Unfortunately, the federation appears to be wary of any such attempt. A marketing executive who has worked with the IHF blames it for the lack of support in the game.

"Hockey has a very negative image with corporates which makes it very difficult for us to bring in money or sponsors. Every time we approach a potential sponsor for an event or a team, the inevitable question is asked: 'What's positive in hockey that we should associate with it? The players are ill-treated and doesn't the team keep losing?'" the executive who did not wish to be named said.

"The federation becomes insecure the moment a player even appears to be become a hero. But then, everyone wants their heroes to be achievers. How can a national player become a hero if he is seen haggling for change outside a stadium?" he said.

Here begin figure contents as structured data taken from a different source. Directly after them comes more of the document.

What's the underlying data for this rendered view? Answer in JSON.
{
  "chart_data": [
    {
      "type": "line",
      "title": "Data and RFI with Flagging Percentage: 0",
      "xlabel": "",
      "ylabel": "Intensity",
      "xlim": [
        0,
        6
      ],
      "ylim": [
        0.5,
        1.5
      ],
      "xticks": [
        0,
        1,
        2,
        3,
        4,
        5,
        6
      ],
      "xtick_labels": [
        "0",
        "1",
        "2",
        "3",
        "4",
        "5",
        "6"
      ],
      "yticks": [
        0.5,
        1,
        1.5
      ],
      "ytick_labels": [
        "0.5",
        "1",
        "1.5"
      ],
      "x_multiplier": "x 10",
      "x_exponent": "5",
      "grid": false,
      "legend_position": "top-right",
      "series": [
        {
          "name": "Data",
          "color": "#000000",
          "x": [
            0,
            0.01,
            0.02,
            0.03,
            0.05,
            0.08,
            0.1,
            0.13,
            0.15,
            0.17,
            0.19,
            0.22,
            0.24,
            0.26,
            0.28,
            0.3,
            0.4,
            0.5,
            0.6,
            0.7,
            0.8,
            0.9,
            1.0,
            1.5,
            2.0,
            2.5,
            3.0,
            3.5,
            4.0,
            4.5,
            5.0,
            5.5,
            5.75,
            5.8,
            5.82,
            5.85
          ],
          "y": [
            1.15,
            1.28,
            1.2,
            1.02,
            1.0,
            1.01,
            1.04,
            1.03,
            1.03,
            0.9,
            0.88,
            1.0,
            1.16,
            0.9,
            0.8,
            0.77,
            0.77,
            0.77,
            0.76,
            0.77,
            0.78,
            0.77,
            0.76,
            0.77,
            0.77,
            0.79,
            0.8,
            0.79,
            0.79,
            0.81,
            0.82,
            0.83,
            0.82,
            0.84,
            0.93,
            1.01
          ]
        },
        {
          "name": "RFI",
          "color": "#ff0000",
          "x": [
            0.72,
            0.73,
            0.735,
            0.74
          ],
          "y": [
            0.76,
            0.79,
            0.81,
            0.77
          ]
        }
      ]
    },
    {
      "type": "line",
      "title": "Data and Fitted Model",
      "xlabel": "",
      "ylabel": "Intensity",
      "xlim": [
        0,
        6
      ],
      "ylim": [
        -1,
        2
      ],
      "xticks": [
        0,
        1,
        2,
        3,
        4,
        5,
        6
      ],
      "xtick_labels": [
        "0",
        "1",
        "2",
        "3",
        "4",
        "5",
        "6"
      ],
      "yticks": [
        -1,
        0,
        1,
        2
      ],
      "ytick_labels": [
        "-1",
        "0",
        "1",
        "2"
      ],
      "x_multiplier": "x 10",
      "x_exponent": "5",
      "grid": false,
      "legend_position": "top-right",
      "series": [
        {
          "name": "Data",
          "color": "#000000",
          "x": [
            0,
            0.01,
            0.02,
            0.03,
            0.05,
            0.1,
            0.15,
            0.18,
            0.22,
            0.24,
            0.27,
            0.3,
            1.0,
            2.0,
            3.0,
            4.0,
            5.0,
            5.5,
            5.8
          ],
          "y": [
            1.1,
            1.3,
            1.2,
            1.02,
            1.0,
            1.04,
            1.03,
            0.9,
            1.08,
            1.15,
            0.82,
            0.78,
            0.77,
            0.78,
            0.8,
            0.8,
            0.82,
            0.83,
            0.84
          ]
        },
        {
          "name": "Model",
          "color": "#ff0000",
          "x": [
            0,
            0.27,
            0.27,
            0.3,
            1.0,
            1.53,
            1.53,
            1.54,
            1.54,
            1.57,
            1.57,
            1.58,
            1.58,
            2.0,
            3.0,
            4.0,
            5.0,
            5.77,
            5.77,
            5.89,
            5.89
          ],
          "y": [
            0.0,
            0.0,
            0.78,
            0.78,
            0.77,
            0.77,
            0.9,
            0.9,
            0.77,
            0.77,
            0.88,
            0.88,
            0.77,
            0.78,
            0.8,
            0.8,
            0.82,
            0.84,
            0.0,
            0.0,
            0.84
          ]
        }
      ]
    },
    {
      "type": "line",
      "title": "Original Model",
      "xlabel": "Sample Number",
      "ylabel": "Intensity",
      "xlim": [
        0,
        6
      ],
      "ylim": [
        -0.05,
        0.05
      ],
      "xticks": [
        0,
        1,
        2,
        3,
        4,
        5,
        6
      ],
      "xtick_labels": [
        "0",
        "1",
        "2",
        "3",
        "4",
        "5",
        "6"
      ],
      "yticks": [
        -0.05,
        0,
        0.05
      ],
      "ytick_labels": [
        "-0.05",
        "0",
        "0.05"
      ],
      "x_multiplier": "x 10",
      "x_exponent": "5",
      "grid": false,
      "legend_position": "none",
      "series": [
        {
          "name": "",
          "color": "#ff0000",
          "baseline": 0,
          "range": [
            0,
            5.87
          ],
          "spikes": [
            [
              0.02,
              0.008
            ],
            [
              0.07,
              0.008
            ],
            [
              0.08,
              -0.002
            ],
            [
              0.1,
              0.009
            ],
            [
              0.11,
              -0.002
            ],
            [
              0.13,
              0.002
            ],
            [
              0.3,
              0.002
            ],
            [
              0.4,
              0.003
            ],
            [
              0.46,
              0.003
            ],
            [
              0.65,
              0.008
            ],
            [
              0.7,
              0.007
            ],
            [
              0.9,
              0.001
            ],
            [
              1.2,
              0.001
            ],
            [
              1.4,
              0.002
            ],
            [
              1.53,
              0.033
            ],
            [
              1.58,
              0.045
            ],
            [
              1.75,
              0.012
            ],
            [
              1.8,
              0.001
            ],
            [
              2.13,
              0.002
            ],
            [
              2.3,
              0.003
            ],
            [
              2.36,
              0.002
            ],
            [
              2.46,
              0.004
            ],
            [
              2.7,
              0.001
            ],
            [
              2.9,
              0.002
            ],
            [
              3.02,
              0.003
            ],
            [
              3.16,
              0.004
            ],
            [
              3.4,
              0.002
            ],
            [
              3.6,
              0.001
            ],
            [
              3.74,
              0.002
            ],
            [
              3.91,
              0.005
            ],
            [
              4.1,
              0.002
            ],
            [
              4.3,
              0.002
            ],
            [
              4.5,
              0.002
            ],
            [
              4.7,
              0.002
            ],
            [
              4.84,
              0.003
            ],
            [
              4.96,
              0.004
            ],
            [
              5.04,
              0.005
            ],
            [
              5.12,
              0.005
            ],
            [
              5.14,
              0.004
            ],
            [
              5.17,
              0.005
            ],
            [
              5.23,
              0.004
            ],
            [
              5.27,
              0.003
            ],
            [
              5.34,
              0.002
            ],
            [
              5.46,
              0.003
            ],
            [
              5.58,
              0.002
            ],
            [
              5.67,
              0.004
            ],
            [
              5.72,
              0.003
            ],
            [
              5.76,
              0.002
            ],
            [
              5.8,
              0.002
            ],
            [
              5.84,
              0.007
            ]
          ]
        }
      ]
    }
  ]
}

He has a point. A senior manager with a multinational company said: "The IHF doesn't have a planned calendar of events. There is no fixed schedule of international matches, no marketing team to handle promotion, no one to manage the media properly. There is no certainty about players or coaches… how can any company afford to risk association with the game under such circumstances?"

Another marketing professional refers to domestic football. "Take Indian football. India is not even in the top 100 but one always gets the impression that they do manage to achieve something consistently. In comparison hockey, despite considerable success in recent times, continues to have a loser's image," he said.

Play for pride, & little else

At a time when central contracts and regular payment for players are the norm, it is surprising that the national sport pays nothing to its players for representing the country.

Surprised? It’s true. The national team players only get a daily allowance during major tournaments, which is a pittance. Besides this, there is nomonetary benefit for players who sweat it out for hours, in the lone hope of winning an elusive medal. IHF president KPS Gill famously said some time back, “paying match fees to players is akin to paying bribe.” One wonders what the players would like to say on that!

Corruption, unlimited

The petty-mindedness and underhand dealings by people within the federation are also a huge corporate put-off. Iodex and Castrol were team sponsors for some time, but pulled out midway due to lack of transparency.

Some time back, a multinational sports company wanted to promote its products among Indian players.

They even gave away a few kits free. Soon after, a member of the team management — with no fixed duties but more powerful than even the coach — contacted the company and demanded a "cut" for himself and some other officials. The company never returned. Need we say anything else?

Field wide open

Despite all this, however, there is near-unanimity that India is too big to remain a single-sport nation. "Cricket no doubt is huge. But there is space for other sports also. And hockey, given its emotional connect, can become bigger than most other sports.

Managing Director of ESPN, RC Venkateish, said: "The question is not whether hockey can be marketed. The question is, how well can we do the job. Our plans for the PHL are on track and television ratings are steadily climbing." Dasgupta took that thought forward, saying: "Re-starting the Indo-Pak series was a good idea. Sponsors are interested in such events."

Ray of hope

Amid all this gloom, though, there have been some positives. Like the proposed games between Bollywood stars and the cast of Chak De! movie, and one between India and Pakistan, on September 11. It may not have much sporting value but is a great marketing gimmick. The release of Chak De!, it seems, has brought fresh life into a sport that was on the verge of being forgotten.

A six-a-side tournament was conducted some time back among elite schools in Delhi and the response was positive from children and their parents. As Kalra put it: "After all, a movie on hockey has become a smash hit in a country that is supposed to be cricket-fanatic. But how many movies on cricket have become successful?